To make collaboration both easier and safer, marketers and analysts are using a number of privacy-enhancing technologies (PETs) to ensure data collaboration maintains strict consumer-privacy standards while allowing data analysts to analyze key measures such as return on advertising spend (ROAS). PETs represent an ever-growing group of technologies that help companies comply with data regulations and partner requirements with respect to using data. Along with adapting a privacy-by-design architecture built on consumer choice, transparency, and control, an enterprise can better orchestrate both inter- and intra-company collaboration across clouds, seamlessly and in a privacy-conscious manner.

IT executives should begin by identifying solutions that can eliminate unnecessary data transfers and improve interoperability across clouds. It’s essential to connect relevant data across platforms and environments safely and easily. By using an interoperable solution to do so, they avoid compromising on simplicity while retaining the flexibility to use best-in-breed applications.

Taking Advantage of Interoperability

Within a fast-growing market, jockeying cloud providers may downplay the inevitability of a multi-cloud universe and propose workarounds that promote further consolidation. Their clients, however, should only do so at their own risk—incentives to build the interoperability necessary to seamlessly work with other clouds are few. Instead, IT leaders should consider leveraging a neutral third-party software solution to provide data translation and connectivity across clouds.

What should your organization expect a third-party interoperability provider to offer?

1. Mathematics-based privacy. Making a data table private requires two core capabilities: hiding raw data and preventing analytics results from exposing raw data. Common techniques such as masking and hashing protect raw data, but only recently available technologies have emerged to prevent exfiltration. These techniques use math to ensure analysts—whether honest but curious or actively adversarial—cannot reverse-engineer sensitive data using queries or machine learning. Differential privacy, secure multi-party computation, and attack-based evaluation are examples of leading PETs.

2. Data translation across environments. Improving data access has become a critical strategy to driving enterprise success, helping to improve everything from supply chain optimization and new product development to marketing execution. Unfortunately, data is often not standardized, and new identifiers and channels continue to complicate effective customer engagement and intelligence. A built-in identity solution that can harmonize data sets ensures that as much of the relevant data as possible is activated, more signals are recognized, and the value of available data is maximized to its greatest effect.

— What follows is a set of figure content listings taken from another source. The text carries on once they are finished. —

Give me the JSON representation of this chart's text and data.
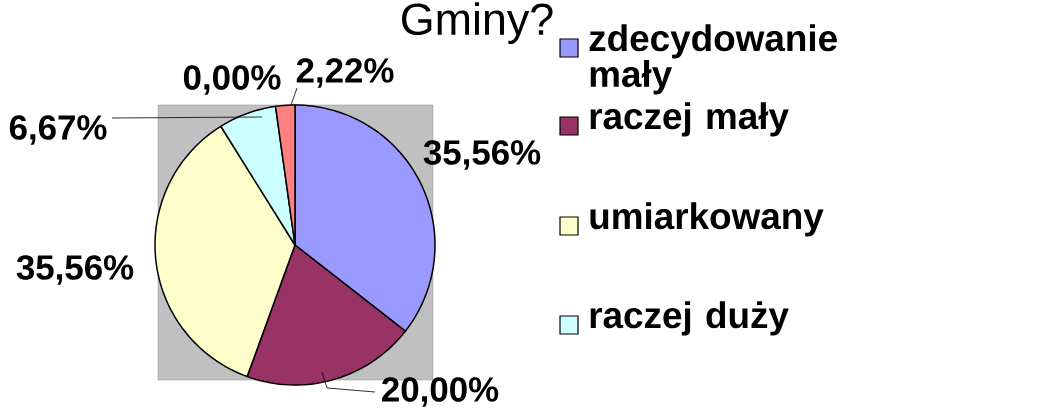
{
  "chart_data": {
    "type": "pie",
    "title": "Gminy?",
    "categories": [
      "zdecydowanie mały",
      "raczej mały",
      "umiarkowany",
      "raczej duży",
      null,
      null
    ],
    "values": [
      35.56,
      20.0,
      35.56,
      6.67,
      0.0,
      2.22
    ],
    "colors": [
      "#9999ff",
      "#993366",
      "#ffffcc",
      "#ccffff",
      "#660066",
      "#ff8080"
    ],
    "value_labels": [
      "35,56%",
      "20,00%",
      "35,56%",
      "6,67%",
      "0,00%",
      "2,22%"
    ],
    "legend": "right"
  }
}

3. Tools to improve time-to-value. Implementation of a cross-cloud solution should be as painless as possible. Look for “quality of life” features such as purpose-built tools and processes to assist with legal agreements and extensive expertise in navigating the complexities of data ethics. Selecting a provider with a focus on privacy and information security capabilities helps build trust that enables more collaboration, not only across an enterprise and across clouds but also across geographies with varying degrees of privacy regulation. Speed-to-value requires solutions that are trusted, nimble, and global.

Today’s enterprise leaders recognize the critical role data plays in digital transformation and in building the new era of customer experience. They need partners to collaborate with them and with each other, regardless of what platform they themselves have selected, and they need to take advantage of interoperable solutions that provide freedom and access to the best solutions and the best data to achieve their strategic objectives.